Lady Denman Drive, a roadway atop the dam wall provides a third road crossing for the lake. It consists of a roadway and a bicycle path. This was possible because the dam gates are closed by pushing up from below, unlike most previous designs that wherein the gates were lifted from above.

===Lake filling===
A prolonged drought coincided with and eased work on the lake's construction. The valves on the Scrivener Dam were closed on 20 September 1963 by Interior Minister Gordon Freeth; Menzies was absent due to ill health. Several months on, with no rain in sight, mosquito-infested pools of water were the only visible sign of the lake filling. With the eventual breaking of the drought and several days of heavy rain, the lake filled, and reached the planned level on 29 April 1964.

On 17 October 1964, Menzies commemorated the filling of the lake and the completion of stage one with an opening ceremony amid the backdrop of sailing craft. This was accompanied by fireworks display, and Griffin's lake had finally come to fruition after five decades, at the cost of $5 million.

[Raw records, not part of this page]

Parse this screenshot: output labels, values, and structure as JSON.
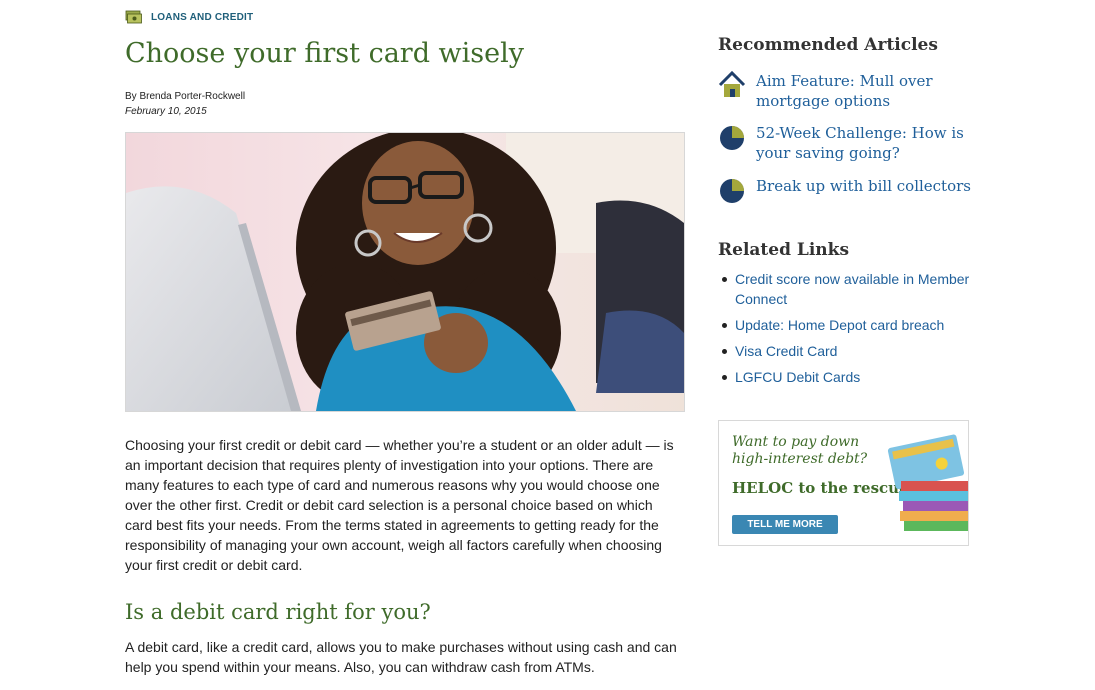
{
  "category": {
    "label": "LOANS AND CREDIT",
    "icon": "money-bills-icon"
  },
  "article": {
    "title": "Choose your first card wisely",
    "byline": "By Brenda Porter-Rockwell",
    "date": "February 10, 2015",
    "hero_image": "young woman holding a credit card in front of a laptop",
    "paragraph1": "Choosing your first credit or debit card — whether you’re a student or an older adult — is an important decision that requires plenty of investigation into your options. There are many features to each type of card and numerous reasons why you would choose one over the other first. Credit or debit card selection is a personal choice based on which card best fits your needs. From the terms stated in agreements to getting ready for the responsibility of managing your own account, weigh all factors carefully when choosing your first credit or debit card.",
    "subheading": "Is a debit card right for you?",
    "paragraph2": "A debit card, like a credit card, allows you to make purchases without using cash and can help you spend within your means. Also, you can withdraw cash from ATMs."
  },
  "sidebar": {
    "recommended_heading": "Recommended Articles",
    "recommended": [
      {
        "label": "Aim Feature: Mull over mortgage options",
        "icon": "house-icon"
      },
      {
        "label": "52-Week Challenge: How is your saving going?",
        "icon": "pie-chart-icon"
      },
      {
        "label": "Break up with bill collectors",
        "icon": "pie-chart-icon"
      }
    ],
    "related_heading": "Related Links",
    "related": [
      "Credit score now available in Member Connect",
      "Update: Home Depot card breach",
      "Visa Credit Card",
      "LGFCU Debit Cards"
    ],
    "ad": {
      "line1": "Want to pay down",
      "line2": "high-interest debt?",
      "headline": "HELOC to the rescue!",
      "button": "TELL ME MORE"
    }
  },
  "colors": {
    "heading_green": "#3f6b2a",
    "link_blue": "#1f5f9a",
    "category_blue": "#1f5f7a",
    "button_blue": "#3a87b3"
  }
}
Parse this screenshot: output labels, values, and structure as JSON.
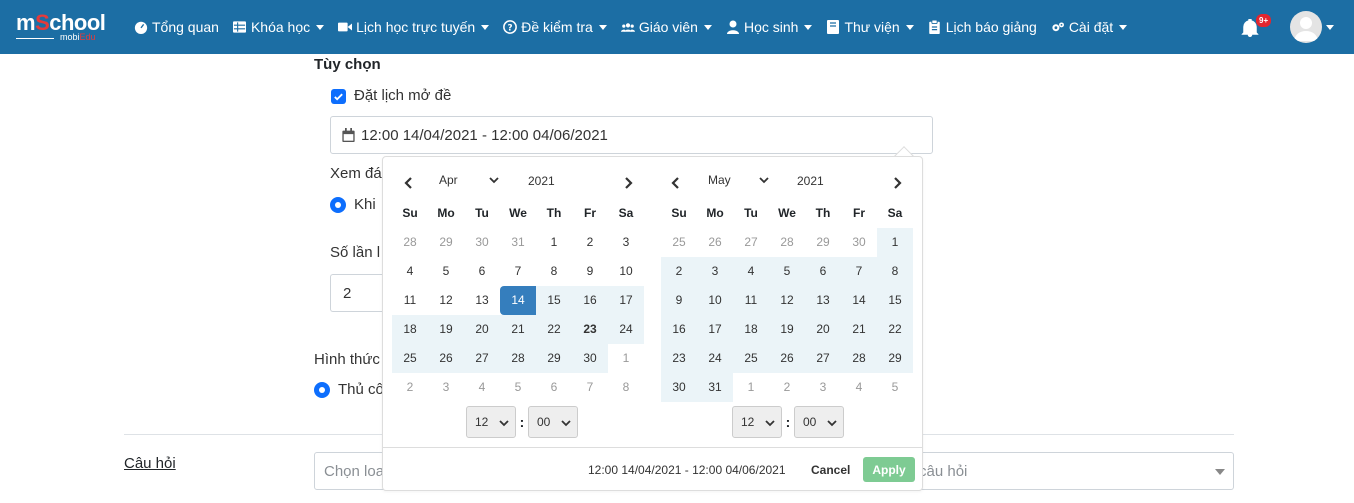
{
  "brand": {
    "logo_main_a": "m",
    "logo_main_s": "S",
    "logo_main_b": "chool",
    "logo_sub_a": "mobi",
    "logo_sub_b": "Edu"
  },
  "nav": [
    {
      "label": "Tổng quan",
      "icon": "dashboard-icon",
      "caret": false
    },
    {
      "label": "Khóa học",
      "icon": "table-icon",
      "caret": true
    },
    {
      "label": "Lịch học trực tuyến",
      "icon": "video-icon",
      "caret": true
    },
    {
      "label": "Đề kiểm tra",
      "icon": "question-circle-icon",
      "caret": true
    },
    {
      "label": "Giáo viên",
      "icon": "users-icon",
      "caret": true
    },
    {
      "label": "Học sinh",
      "icon": "user-icon",
      "caret": true
    },
    {
      "label": "Thư viện",
      "icon": "book-icon",
      "caret": true
    },
    {
      "label": "Lịch báo giảng",
      "icon": "clipboard-icon",
      "caret": false
    },
    {
      "label": "Cài đặt",
      "icon": "cogs-icon",
      "caret": true
    }
  ],
  "notifications": {
    "badge": "9+"
  },
  "form": {
    "options_title": "Tùy chọn",
    "schedule_checkbox_label": "Đặt lịch mở đề",
    "schedule_checked": true,
    "date_range_value": "12:00 14/04/2021 - 12:00 04/06/2021",
    "view_answers_label": "Xem đá",
    "view_answers_option": "Khi",
    "attempts_label": "Số lần l",
    "attempts_value": "2",
    "form_type_label": "Hình thức",
    "form_type_option": "Thủ cô",
    "questions_link": "Câu hỏi",
    "question_type_placeholder": "Chọn loa",
    "question_select_placeholder": "câu hỏi"
  },
  "datepicker": {
    "weekdays": [
      "Su",
      "Mo",
      "Tu",
      "We",
      "Th",
      "Fr",
      "Sa"
    ],
    "left": {
      "month": "Apr",
      "year": "2021",
      "weeks": [
        [
          "28",
          "29",
          "30",
          "31",
          "1",
          "2",
          "3"
        ],
        [
          "4",
          "5",
          "6",
          "7",
          "8",
          "9",
          "10"
        ],
        [
          "11",
          "12",
          "13",
          "14",
          "15",
          "16",
          "17"
        ],
        [
          "18",
          "19",
          "20",
          "21",
          "22",
          "23",
          "24"
        ],
        [
          "25",
          "26",
          "27",
          "28",
          "29",
          "30",
          "1"
        ],
        [
          "2",
          "3",
          "4",
          "5",
          "6",
          "7",
          "8"
        ]
      ]
    },
    "right": {
      "month": "May",
      "year": "2021",
      "weeks": [
        [
          "25",
          "26",
          "27",
          "28",
          "29",
          "30",
          "1"
        ],
        [
          "2",
          "3",
          "4",
          "5",
          "6",
          "7",
          "8"
        ],
        [
          "9",
          "10",
          "11",
          "12",
          "13",
          "14",
          "15"
        ],
        [
          "16",
          "17",
          "18",
          "19",
          "20",
          "21",
          "22"
        ],
        [
          "23",
          "24",
          "25",
          "26",
          "27",
          "28",
          "29"
        ],
        [
          "30",
          "31",
          "1",
          "2",
          "3",
          "4",
          "5"
        ]
      ]
    },
    "start_time": {
      "hour": "12",
      "minute": "00"
    },
    "end_time": {
      "hour": "12",
      "minute": "00"
    },
    "range_text": "12:00 14/04/2021 - 12:00 04/06/2021",
    "cancel_label": "Cancel",
    "apply_label": "Apply"
  },
  "colors": {
    "navbar": "#1c6ea4",
    "accent": "#357ebd",
    "in_range": "#ebf4f8",
    "apply": "#7ecb93"
  }
}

Freeth suggested that Menzies had "been in a material sense the father of the lake" and that the lake should be named after him. Menzies insisted that the lake should be named after Griffin, who had no existing monument in Canberra. (Griffin usually referred to himself as Walter Griffin, but the form "Walter Burley Griffin" has become established in Australia.)

In times of severe drought, Lake Burley Griffin's water level can fall unacceptably low and when this happens, a release of water from Googong Dam located upstream could be scheduled to top up and restore the lake water level.

The Googong Dam is located on the Queanbeyan River which is a tributary of the Molonglo River. The dam whose construction was finished in 1979 is one of four dams—the Cotter, Bendora, and Corin Dams are the others—that meet the water supply needs of the Canberra and Queanbeyan region. The Googong dam's water carrying capacity is 124,500 million litres.